T-Mobile US staff challenged Deutsche Telekom chief Timotheus Hoettges (pictured) to issue a firm pledge on job security if a pending merger with domestic rival Sprint is given the go ahead.
In a letter, retail staff and technicians in the T-Mobile United union pressed Hoettges for “solid and verifiable assurances” the combined operator will not “discard the front-line workers who have made T-Mobile and Sprint so successful”.
They also urged Hoettges to return outsourced jobs to the US and halt management interference in worker attempts to unionise.
Reuters reported T-Mobile United has around 500 members and is backed by the Communications Workers of America (CWA) along with German union ver.di.

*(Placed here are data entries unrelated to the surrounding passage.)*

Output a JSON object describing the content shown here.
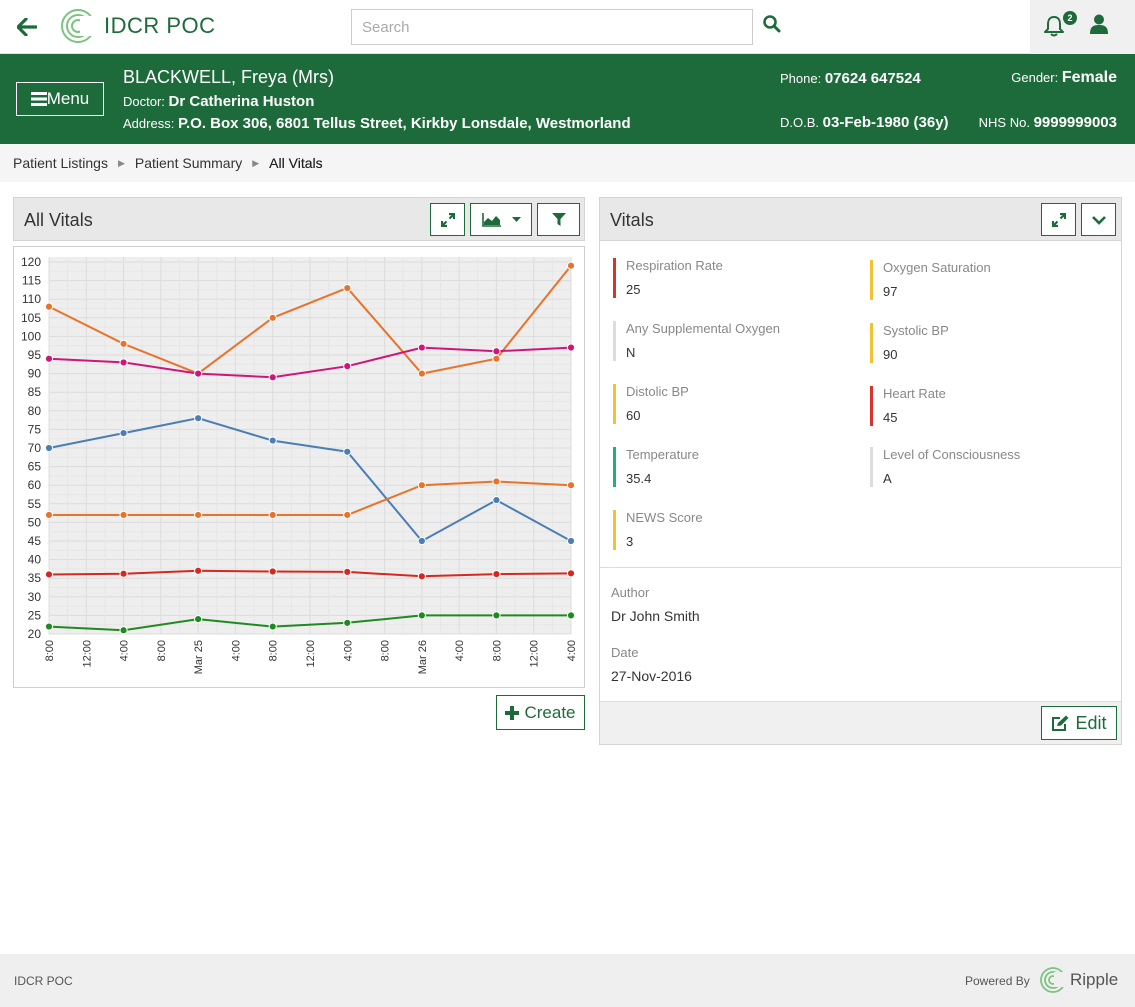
{
  "app": {
    "title": "IDCR POC"
  },
  "search": {
    "placeholder": "Search"
  },
  "notifications": {
    "count": "2"
  },
  "patient": {
    "name": "BLACKWELL, Freya (Mrs)",
    "doctor_label": "Doctor:",
    "doctor": "Dr Catherina Huston",
    "address_label": "Address:",
    "address": "P.O. Box 306, 6801 Tellus Street, Kirkby Lonsdale, Westmorland",
    "phone_label": "Phone:",
    "phone": "07624 647524",
    "gender_label": "Gender:",
    "gender": "Female",
    "dob_label": "D.O.B.",
    "dob": "03-Feb-1980 (36y)",
    "nhs_label": "NHS No.",
    "nhs": "9999999003"
  },
  "menu": {
    "label": "Menu"
  },
  "breadcrumb": [
    "Patient Listings",
    "Patient Summary",
    "All Vitals"
  ],
  "chart_panel": {
    "title": "All Vitals",
    "create_label": "Create"
  },
  "chart_data": {
    "type": "line",
    "title": "",
    "xlabel": "",
    "ylabel": "",
    "ylim": [
      20,
      120
    ],
    "y_ticks": [
      20,
      25,
      30,
      35,
      40,
      45,
      50,
      55,
      60,
      65,
      70,
      75,
      80,
      85,
      90,
      95,
      100,
      105,
      110,
      115,
      120
    ],
    "x_tick_labels": [
      "8:00",
      "12:00",
      "4:00",
      "8:00",
      "Mar 25",
      "4:00",
      "8:00",
      "12:00",
      "4:00",
      "8:00",
      "Mar 26",
      "4:00",
      "8:00",
      "12:00",
      "4:00"
    ],
    "grid": true,
    "series": [
      {
        "color": "#e8732a",
        "points": [
          [
            0,
            108
          ],
          [
            2,
            98
          ],
          [
            4,
            90
          ],
          [
            6,
            105
          ],
          [
            8,
            113
          ],
          [
            10,
            90
          ],
          [
            12,
            94
          ],
          [
            14,
            119
          ]
        ]
      },
      {
        "color": "#d0157a",
        "points": [
          [
            0,
            94
          ],
          [
            2,
            93
          ],
          [
            4,
            90
          ],
          [
            6,
            89
          ],
          [
            8,
            92
          ],
          [
            10,
            97
          ],
          [
            12,
            96
          ],
          [
            14,
            97
          ]
        ]
      },
      {
        "color": "#4a7eb5",
        "points": [
          [
            0,
            70
          ],
          [
            2,
            74
          ],
          [
            4,
            78
          ],
          [
            6,
            72
          ],
          [
            8,
            69
          ],
          [
            10,
            45
          ],
          [
            12,
            56
          ],
          [
            14,
            45
          ]
        ]
      },
      {
        "color": "#e8732a",
        "points": [
          [
            0,
            52
          ],
          [
            2,
            52
          ],
          [
            4,
            52
          ],
          [
            6,
            52
          ],
          [
            8,
            52
          ],
          [
            10,
            60
          ],
          [
            12,
            61
          ],
          [
            14,
            60
          ]
        ]
      },
      {
        "color": "#d4291f",
        "points": [
          [
            0,
            36
          ],
          [
            2,
            36.2
          ],
          [
            4,
            37
          ],
          [
            6,
            36.8
          ],
          [
            8,
            36.7
          ],
          [
            10,
            35.5
          ],
          [
            12,
            36.1
          ],
          [
            14,
            36.3
          ]
        ]
      },
      {
        "color": "#1f8a1f",
        "points": [
          [
            0,
            22
          ],
          [
            2,
            21
          ],
          [
            4,
            24
          ],
          [
            6,
            22
          ],
          [
            8,
            23
          ],
          [
            10,
            25
          ],
          [
            12,
            25
          ],
          [
            14,
            25
          ]
        ]
      }
    ]
  },
  "vitals_panel": {
    "title": "Vitals",
    "items": [
      {
        "label": "Respiration Rate",
        "value": "25",
        "color": "#d9342b"
      },
      {
        "label": "Oxygen Saturation",
        "value": "97",
        "color": "#f1c232"
      },
      {
        "label": "Any Supplemental Oxygen",
        "value": "N",
        "color": "#dddddd"
      },
      {
        "label": "Systolic BP",
        "value": "90",
        "color": "#f1c232"
      },
      {
        "label": "Distolic BP",
        "value": "60",
        "color": "#f1c232"
      },
      {
        "label": "Heart Rate",
        "value": "45",
        "color": "#d9342b"
      },
      {
        "label": "Temperature",
        "value": "35.4",
        "color": "#20b07a"
      },
      {
        "label": "Level of Consciousness",
        "value": "A",
        "color": "#dddddd"
      },
      {
        "label": "NEWS Score",
        "value": "3",
        "color": "#f1c232"
      }
    ],
    "author_label": "Author",
    "author": "Dr John Smith",
    "date_label": "Date",
    "date": "27-Nov-2016",
    "edit_label": "Edit"
  },
  "footer": {
    "left": "IDCR POC",
    "powered_by": "Powered By",
    "brand": "Ripple"
  },
  "colors": {
    "brand": "#1d6b3a"
  }
}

Though T-Mobile and Sprint argued the merger will create thousands of new jobs, CWA previously estimated it will lead to the loss of 30,000 positions as duplicate stores and roles are eliminated.
Growing challenge
The workers’ plea came as Illinois became the latest US state to join a legal challenge to the merger lodged by the attorney generals of several US states and the District of Colombia.
In a statement, New York attorney general Letitia James (pictured, right) said Illinois’ move meant “more than half the US population is represented by states that are suing to block the anticompetitive” deal. James noted the state is the 17th to join the action, adding the coalition believes the transaction is “bad for consumers, bad for workers and bad for innovation”.
The operators have already secured approval from the Department of Justice and Federal Communications Commission, though the latter faced criticism for pressing ahead without seeking additional public comments on the deal.